Schio is one of the municipalities in the province of Vicenza that is surrounded by an amphitheatre formed by the hillsand foothills of the Alps, a setting of great charm, where the many hill-side villages dotted throughout the area still bear witness to the old rural civilisation. The origin of the place name Schio seems to have derived from "ischi" - a type of oak - or "Ascledum" in the Romance language of the time.

It is a borough of ancient origin and proof of this is given by the items from the Neolithic age and the Paleo-Venetic settlements; the geographical position, at a crossroads of ways of communication, made it a spot predestined to become a place of settlement right from prehistoric times; the "unpaved Veneto road" existed even befor e the arrival of the Romans and by skirting the Colli Berici hills, it reached as far as Vicenza and then joined up with the Trentino road via Milano, Magrè, Schio and Piovene.

The first existing Medieval document referring to Schio dates back to 983; it is a document in which the Bishop of Vicenza, Rodolfo, in a voluntary deed, donated a "curtis in Scleo" to the Benedictine monks of San Felice in Vicenza in the place known as Gorzone where the actual Cathedral now stands.

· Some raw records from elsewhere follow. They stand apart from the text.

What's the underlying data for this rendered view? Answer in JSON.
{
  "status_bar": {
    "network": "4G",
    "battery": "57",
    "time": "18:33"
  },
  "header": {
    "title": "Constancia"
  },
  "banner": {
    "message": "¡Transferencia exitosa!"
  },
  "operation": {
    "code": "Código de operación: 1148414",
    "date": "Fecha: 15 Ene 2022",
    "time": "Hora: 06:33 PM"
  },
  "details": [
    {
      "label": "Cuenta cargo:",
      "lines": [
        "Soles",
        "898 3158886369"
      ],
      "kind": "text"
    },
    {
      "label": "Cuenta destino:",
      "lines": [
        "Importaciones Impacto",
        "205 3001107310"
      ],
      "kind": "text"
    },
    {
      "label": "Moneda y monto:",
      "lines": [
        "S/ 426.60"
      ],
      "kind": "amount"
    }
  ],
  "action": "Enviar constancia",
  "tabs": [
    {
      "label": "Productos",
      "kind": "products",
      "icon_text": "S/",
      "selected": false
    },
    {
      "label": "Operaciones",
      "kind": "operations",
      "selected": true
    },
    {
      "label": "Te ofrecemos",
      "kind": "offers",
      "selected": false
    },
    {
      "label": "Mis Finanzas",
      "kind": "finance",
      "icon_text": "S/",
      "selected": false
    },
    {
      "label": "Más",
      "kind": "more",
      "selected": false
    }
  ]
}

The location of the modern day town centre originated from the transfer of the parish of Belvicino, the houses of which had been swept away by a flood, to Gorzone in Schio 1123.

A free Municipality in 1228, and then the property of the Della Scala and of the Visconti families, Schio was widely developed under the domintion of Serenissima and it became the main place for wool production in the Republic. In fact, it was this very business that gave the town the famous nickname of "little Manchester"; it is true to say that the vocation for industry has very old origins and has left the town a remarkable legacy consisting of precious evidence to its Industrial Archeology. The economic development began in earnest and adopted more rational systems from the eighteenth century onwards with the work of Nicolò Tron, who founded a textile factory that attracted skilled workers from England and introduced new machines and work methods as far back as 1738. The art of wool-making reached its peak in the nineteenth century thanks to the first products made by Francesco Rossi and by virtue of the innovative entrepreneurial spirit of his son Alessandro Rossi who was able to develop his father's wool mill until it became the most important Italian wool company (Lanerossi). This pioneering aspect of industry proved to be a vital element for local entrepreneurial culture and in time it has led to the creation of a unique and extraordinary industrial area.